Nach der Wiedervereinigung Vietnams wurde Saigon, die frühere Hauptstadt Südvietnams, 1976 ihm zu Ehren in Ho-Chi-Minh-Stadt umbenannt.
Name
„Hồ Chí Minh“ war ursprünglich nur einer seiner zahlreichen Decknamen. Er gab sich zu dieser Zeit als chinesischer Journalist aus, behielt den Namen aber später.
Da Hồ Chí Minh bis zu seiner Präsidentschaft viel im Untergrund arbeitete sowie seit seiner ersten Abreise aus Vietnam von der französischen Sûreté (der Sicherheitspolizei) und anderen Geheimdiensten verfolgt wurde, verwendete er ständig neue Namen. Es wird vermutet, dass ihm bis zu 50 Pseudonyme zugerechnet werden können. Erschwert wird die Forschung dadurch, dass Hồ Chí Minh zeitlebens äußerst geheimnisvoll mit seinen Namen und seiner Vergangenheit umging. Selbst zu dem Decknamen Nguyễn Ái Quốc, unter dem er ein bekanntes Komintern-Mitglied in Moskau und Paris gewesen war, wollte er sich später jahrelang nicht bekennen.
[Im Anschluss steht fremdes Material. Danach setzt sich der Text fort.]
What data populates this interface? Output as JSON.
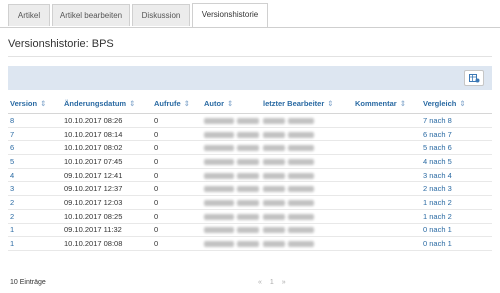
{
  "tabs": [
    {
      "label": "Artikel"
    },
    {
      "label": "Artikel bearbeiten"
    },
    {
      "label": "Diskussion"
    },
    {
      "label": "Versionshistorie"
    }
  ],
  "page_title": "Versionshistorie: BPS",
  "toolbar": {
    "icon": "export-icon"
  },
  "table": {
    "headers": [
      "Version",
      "Änderungsdatum",
      "Aufrufe",
      "Autor",
      "letzter Bearbeiter",
      "Kommentar",
      "Vergleich"
    ],
    "rows": [
      {
        "version": "8",
        "date": "10.10.2017 08:26",
        "views": "0",
        "compare": "7 nach 8"
      },
      {
        "version": "7",
        "date": "10.10.2017 08:14",
        "views": "0",
        "compare": "6 nach 7"
      },
      {
        "version": "6",
        "date": "10.10.2017 08:02",
        "views": "0",
        "compare": "5 nach 6"
      },
      {
        "version": "5",
        "date": "10.10.2017 07:45",
        "views": "0",
        "compare": "4 nach 5"
      },
      {
        "version": "4",
        "date": "09.10.2017 12:41",
        "views": "0",
        "compare": "3 nach 4"
      },
      {
        "version": "3",
        "date": "09.10.2017 12:37",
        "views": "0",
        "compare": "2 nach 3"
      },
      {
        "version": "2",
        "date": "09.10.2017 12:03",
        "views": "0",
        "compare": "1 nach 2"
      },
      {
        "version": "2",
        "date": "10.10.2017 08:25",
        "views": "0",
        "compare": "1 nach 2"
      },
      {
        "version": "1",
        "date": "09.10.2017 11:32",
        "views": "0",
        "compare": "0 nach 1"
      },
      {
        "version": "1",
        "date": "10.10.2017 08:08",
        "views": "0",
        "compare": "0 nach 1"
      }
    ]
  },
  "footer": {
    "count": "10 Einträge",
    "pager_prev": "«",
    "pager_page": "1",
    "pager_next": "»"
  },
  "colors": {
    "accent": "#2a6aa3",
    "toolbar_bg": "#dde6f1"
  }
}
Die bekanntesten und wichtigsten sind: sein Kindername Nguyễn Sinh Cung (阮生恭); der Name während seiner Schulzeit und seiner ersten Schiffsreisen um die Welt: (tự, 字) Nguyễn Tất Thành (阮必成, Nguyễn muss [sein Ziel] erreichen). Nach dem Ersten Weltkrieg, als er in Frankreich politisch aktiv wurde, tat er dies unter dem Namen Nguyễn Ái Quốc (阮愛國, Nguyễn liebt sein [Vater]land oder: „Nguyễn der Patriot“); und schließlich seit 1942 Hồ Chí Minh (胡志明, Hồ klarer Wille). In Vietnam wird er auch heute noch Bác Hồ (伯胡, Onkel Hồ) genannt. Weitere Pseudonyme waren unter anderem Lý Thụy (李瑞), Hồ Quang (胡光) und Tống Văn Sơ bzw. Sòng Wénchū (宋文初).
Leben
Geburt
Nguyễn Sinh Cung wurde vermutlich am 19. Mai 1890 in dem kleinen Dorf Kim Liên in der mittelvietnamesischen Provinz Nghệ An geboren. Er gab später im Laufe seines Lebens immer wieder verschiedene Geburtsdaten an, die von 1894 bis 1903 reichen. Das Jahr 1890 gilt mittlerweile als die „offizielle“ Version, die zwar noch immer von einigen Forschern angezweifelt wird, aber aufgrund einiger bekannter Ereignisse aus der Kindheit als plausibel angesehen werden kann.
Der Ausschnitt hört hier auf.